Afghan leader: NATO should pull back to big bases


KABUL, Afghanistan (AP) -- Afghanistan's president, angered by a U.S. soldier's alleged killings of 16 civilians, demanded Thursday that international troops pull out of villages and rural areas to main bases and let Afghan forces take the lead for countrywide security in 2013, a year ahead of schedule.
In another major blow to the U.S. campaign in Afghanistan, the Taliban militant group said at the same time that it was breaking off talks with the United States, claiming the U.S. kept changing the terms of negotiations.
"Afghan security forces have the ability to keep the security in rural areas and in villages on their own," Karzai said in a statement after meeting visiting U.S. Defense Secretary Leon Panetta. He said he had conveyed his demand to Panetta during their meeting.
Karzai spoke as Afghan lawmakers were expressing outrage that the U.S. flew the soldier suspected in civilian killings to Kuwait Wednesday night when they were demanding he be tried in the country.
The soldier, who has not been named, is accused of going on a shooting rampage in villages near his base in southern Afghanistan on Sunday, killing nine children and seven other civilians, and then burning some of their bodies.
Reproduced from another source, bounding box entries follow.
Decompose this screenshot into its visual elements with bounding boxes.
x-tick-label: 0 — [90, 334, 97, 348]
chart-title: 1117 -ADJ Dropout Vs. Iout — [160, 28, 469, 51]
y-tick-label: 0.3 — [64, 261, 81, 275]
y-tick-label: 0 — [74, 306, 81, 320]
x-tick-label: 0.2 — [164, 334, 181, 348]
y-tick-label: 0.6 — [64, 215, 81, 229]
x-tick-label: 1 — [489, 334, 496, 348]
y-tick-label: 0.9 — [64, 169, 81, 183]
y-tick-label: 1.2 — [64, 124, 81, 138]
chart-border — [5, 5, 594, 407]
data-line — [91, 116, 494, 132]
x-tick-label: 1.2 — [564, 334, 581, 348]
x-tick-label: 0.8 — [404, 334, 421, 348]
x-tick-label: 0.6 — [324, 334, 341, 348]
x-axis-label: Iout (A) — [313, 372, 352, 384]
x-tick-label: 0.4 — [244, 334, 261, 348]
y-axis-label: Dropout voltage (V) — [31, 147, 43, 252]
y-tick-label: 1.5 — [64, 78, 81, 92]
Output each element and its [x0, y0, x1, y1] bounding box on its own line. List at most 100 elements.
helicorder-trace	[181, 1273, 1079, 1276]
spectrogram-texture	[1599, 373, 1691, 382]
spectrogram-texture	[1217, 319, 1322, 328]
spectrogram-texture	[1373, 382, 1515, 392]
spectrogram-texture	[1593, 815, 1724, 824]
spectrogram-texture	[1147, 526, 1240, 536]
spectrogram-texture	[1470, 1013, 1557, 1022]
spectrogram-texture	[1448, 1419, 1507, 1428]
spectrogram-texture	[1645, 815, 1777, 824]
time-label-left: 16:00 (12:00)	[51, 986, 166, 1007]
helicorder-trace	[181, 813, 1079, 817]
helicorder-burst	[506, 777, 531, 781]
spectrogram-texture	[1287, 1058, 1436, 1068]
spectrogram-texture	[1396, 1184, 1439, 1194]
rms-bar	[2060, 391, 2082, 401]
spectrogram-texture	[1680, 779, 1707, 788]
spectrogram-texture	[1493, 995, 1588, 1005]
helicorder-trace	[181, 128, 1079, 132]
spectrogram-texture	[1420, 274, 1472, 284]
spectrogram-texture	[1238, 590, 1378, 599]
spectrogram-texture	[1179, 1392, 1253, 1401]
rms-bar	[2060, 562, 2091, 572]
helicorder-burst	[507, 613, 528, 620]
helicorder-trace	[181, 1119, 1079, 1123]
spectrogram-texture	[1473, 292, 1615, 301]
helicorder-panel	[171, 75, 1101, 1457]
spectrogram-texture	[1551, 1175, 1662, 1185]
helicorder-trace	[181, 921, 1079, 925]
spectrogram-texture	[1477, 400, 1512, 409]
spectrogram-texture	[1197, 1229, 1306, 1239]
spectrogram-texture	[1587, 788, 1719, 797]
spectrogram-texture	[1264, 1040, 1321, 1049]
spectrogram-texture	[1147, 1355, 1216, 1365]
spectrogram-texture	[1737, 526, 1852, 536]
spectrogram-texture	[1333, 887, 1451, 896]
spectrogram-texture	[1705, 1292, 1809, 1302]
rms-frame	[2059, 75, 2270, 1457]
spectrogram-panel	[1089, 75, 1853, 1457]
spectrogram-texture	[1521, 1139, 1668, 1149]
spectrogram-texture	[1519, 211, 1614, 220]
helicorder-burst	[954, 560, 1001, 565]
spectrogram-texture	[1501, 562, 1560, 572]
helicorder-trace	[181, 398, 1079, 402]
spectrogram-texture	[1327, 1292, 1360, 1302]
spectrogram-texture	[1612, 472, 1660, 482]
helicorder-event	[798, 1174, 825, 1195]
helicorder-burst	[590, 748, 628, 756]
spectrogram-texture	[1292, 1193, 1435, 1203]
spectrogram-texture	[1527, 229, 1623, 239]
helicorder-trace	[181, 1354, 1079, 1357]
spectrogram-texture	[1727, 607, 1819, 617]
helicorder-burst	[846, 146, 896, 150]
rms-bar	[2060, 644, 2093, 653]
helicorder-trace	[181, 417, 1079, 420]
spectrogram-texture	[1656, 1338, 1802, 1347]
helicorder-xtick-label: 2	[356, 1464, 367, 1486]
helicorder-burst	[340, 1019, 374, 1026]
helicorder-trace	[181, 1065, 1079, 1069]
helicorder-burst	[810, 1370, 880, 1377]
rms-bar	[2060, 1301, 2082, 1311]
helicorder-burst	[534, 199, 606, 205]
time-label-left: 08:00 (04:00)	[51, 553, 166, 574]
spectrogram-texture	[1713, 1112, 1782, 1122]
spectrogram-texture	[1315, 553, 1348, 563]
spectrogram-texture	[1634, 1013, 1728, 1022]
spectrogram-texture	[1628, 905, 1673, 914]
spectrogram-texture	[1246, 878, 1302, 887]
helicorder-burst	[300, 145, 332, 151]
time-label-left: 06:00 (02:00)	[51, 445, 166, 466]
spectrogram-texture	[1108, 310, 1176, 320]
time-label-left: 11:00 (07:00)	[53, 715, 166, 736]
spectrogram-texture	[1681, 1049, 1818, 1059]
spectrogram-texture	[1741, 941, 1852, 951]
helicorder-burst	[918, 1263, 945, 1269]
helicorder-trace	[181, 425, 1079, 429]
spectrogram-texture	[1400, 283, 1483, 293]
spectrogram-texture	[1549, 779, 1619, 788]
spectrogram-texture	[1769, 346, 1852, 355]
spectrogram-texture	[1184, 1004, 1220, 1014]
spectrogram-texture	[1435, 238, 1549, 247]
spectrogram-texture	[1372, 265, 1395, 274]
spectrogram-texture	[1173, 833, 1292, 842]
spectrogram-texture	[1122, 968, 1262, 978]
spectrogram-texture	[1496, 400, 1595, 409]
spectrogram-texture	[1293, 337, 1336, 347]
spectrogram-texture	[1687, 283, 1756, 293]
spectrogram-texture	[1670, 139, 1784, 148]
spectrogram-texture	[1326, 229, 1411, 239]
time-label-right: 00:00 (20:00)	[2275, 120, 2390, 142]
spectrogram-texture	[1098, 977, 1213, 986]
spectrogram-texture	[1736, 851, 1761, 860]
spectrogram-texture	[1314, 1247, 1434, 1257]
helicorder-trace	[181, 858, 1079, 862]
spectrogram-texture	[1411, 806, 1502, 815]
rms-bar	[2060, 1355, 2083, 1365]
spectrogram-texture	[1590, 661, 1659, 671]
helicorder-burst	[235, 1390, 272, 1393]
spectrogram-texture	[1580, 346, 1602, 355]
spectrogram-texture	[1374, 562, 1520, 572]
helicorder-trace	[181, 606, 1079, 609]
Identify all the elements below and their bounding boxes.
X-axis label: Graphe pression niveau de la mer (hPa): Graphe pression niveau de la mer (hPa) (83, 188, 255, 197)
Karzai told Panetta that the weekend shootings in southern Afghanistan were cruel and that everything must be done to prevent any such incidents in the future. He said that was the reason he was demanding the pullout from rural areas and early transfer of security.
President Barack Obama and British Prime Minister David Cameron said in Washington on Wednesday that they and their NATO allies were committed to shifting to a support role in Afghanistan in 2013.
Obama gave his fullest endorsement yet for the mission shift, but he said the overall plan to gradually withdraw forces and hand over security in Afghanistan will stand.
In January, after French President Nicolas Sarkozy suggested that foreign forces speed up their timetable for handing combat operations to Afghan forces in 2013, Karzai said he would be in favor of that - if it were achievable.
Taliban spokesman Zabiullah Mujahid said the insurgent group wanted to limit talks to prisoner transfers and the establishment of a political office in Qatar, but U.S. negotiators wanted to broaden the discussion.
The Taliban did not want the Afghan government included in the talks, he said.
"Because of these American changes, the Taliban was obliged to stop the talks," Mujahid said.